There was a crash and then the tinkling of broken glass. The chief and I both craned our necks, staring down at Steve, lying on his side, showered with shards of glass. In a flash Steve was up on his small troll feet and in full karate stance. The chief grinned down at Steve.

“This is the cavalry?” Chief Oliver put his hands on his hips, yanked the Leatherman from my shoulder, and picked up the Sword of Bethesda again. He held one knife in each hand, battle stance ready, and grinned.

I howled.

“Steve is Sophie’s hero! You will not hurt my Sophie!” Steve yelled before launching himself, snaggleteeth bared, into the chief’s shins.

“Yeooooowwww!” The chief howled, pounding his fist against Steve’s bald head.

“Get him, Steve!” I shouted, flopping around ineffectually, my shoulder wound gaping and cold.

The chief centered his narrowed, hateful eyes on me, and I heard the whoosh of wind and then felt a cold tingle from collarbone to armpit. I arched my head forward and saw little pearls of velvety blood beading from a crooked gash across my chest.

“Oh!” I wailed.

“Sophie!” My name was nearly lost in the gurgling growl of Mr.

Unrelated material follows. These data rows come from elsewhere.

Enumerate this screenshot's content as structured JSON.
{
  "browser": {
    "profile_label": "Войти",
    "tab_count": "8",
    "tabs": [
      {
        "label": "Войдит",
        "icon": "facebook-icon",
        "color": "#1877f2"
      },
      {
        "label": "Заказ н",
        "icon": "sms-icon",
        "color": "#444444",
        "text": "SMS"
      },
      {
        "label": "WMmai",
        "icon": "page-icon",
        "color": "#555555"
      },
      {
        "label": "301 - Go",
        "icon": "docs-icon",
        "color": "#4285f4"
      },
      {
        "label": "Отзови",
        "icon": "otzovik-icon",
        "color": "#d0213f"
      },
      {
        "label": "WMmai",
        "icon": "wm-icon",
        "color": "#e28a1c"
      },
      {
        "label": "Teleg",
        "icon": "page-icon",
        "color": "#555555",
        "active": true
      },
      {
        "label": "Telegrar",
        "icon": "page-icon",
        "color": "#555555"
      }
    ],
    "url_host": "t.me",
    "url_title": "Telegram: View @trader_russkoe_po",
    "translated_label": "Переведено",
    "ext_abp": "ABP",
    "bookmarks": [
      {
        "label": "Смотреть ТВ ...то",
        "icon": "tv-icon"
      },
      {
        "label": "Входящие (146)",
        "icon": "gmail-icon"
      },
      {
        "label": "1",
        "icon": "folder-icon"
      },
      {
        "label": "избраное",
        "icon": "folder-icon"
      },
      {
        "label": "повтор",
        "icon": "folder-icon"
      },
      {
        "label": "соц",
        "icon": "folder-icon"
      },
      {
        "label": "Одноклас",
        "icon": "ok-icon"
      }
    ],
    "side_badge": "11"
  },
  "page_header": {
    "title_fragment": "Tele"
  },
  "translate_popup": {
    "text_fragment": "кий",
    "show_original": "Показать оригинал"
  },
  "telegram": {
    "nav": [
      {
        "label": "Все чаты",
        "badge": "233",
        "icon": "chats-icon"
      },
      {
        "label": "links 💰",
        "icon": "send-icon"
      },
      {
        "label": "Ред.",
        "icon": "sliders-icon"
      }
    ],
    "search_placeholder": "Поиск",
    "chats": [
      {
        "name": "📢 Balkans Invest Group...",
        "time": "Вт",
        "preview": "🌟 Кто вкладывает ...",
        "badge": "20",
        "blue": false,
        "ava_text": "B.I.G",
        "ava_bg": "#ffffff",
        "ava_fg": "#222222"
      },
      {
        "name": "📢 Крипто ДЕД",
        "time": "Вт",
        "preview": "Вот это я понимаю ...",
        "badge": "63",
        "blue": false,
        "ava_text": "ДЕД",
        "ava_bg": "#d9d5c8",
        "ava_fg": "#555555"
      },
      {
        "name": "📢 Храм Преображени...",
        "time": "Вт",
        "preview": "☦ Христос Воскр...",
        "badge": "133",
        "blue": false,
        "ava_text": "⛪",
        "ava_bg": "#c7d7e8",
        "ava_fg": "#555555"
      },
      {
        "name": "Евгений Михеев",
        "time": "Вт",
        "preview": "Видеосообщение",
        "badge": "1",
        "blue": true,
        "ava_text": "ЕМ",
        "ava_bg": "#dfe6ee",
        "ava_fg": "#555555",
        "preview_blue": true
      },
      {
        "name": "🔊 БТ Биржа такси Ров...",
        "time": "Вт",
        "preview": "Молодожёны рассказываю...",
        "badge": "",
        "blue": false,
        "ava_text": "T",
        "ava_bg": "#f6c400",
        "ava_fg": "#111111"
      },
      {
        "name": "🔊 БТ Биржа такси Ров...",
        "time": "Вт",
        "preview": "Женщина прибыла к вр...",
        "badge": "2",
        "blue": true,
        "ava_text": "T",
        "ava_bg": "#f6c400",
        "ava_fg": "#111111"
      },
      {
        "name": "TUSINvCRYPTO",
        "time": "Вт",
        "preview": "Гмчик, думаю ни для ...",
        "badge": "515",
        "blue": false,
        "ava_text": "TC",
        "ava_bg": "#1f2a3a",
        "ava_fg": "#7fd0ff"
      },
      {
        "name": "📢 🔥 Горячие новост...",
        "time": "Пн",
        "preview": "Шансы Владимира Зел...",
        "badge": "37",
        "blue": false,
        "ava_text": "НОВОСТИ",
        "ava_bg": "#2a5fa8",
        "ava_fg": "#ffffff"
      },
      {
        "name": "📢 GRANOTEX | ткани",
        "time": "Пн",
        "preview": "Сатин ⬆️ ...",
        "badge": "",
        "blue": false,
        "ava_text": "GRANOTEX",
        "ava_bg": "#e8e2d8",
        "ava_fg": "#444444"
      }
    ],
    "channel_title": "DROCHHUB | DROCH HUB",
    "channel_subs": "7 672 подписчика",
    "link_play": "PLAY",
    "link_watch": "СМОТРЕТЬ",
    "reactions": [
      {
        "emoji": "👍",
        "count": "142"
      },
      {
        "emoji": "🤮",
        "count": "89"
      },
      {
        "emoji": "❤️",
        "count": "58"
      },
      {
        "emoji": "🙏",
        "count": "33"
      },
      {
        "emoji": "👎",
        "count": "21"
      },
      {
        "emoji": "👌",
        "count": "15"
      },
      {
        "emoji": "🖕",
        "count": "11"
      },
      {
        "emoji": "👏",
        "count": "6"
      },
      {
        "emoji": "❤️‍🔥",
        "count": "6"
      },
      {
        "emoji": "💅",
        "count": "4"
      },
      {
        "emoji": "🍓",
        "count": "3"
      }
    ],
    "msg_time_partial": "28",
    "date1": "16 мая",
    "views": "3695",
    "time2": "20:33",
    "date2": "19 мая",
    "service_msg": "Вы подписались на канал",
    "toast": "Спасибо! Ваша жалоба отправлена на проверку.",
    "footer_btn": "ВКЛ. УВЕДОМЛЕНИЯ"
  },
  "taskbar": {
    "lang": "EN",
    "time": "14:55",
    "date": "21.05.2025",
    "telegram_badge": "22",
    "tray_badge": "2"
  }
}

Sampson’s voice as it deepened.

I heard the unmistakable clank of metal clattering against concrete, the splintering of wood, and all at once the chief was laid out on his back, pinned by a fearsome wolf, the brown hair along its spine prickled and raised, its snapping jaws sinking into Chief Oliver’s shoulder, washing the wolf’s fur in a deep red. Steve rolled along on the concrete and ended up on his back, then bounded up, scurrying under the table.

“Oliver!”

I was flopping around, my vision going hazy from the blood rushing to my head and the little rivulets of blood dribbling from my chest and shoulder, but I thought I saw—

“Parker?” I mumbled.

He was standing at the top of the stairs, gun drawn, a gaggle of men in black clothing standing behind him. My head flopped back to where Mr. Sampson was, to the broken chains—and to the enormous werewolf pawing at Chief Oliver.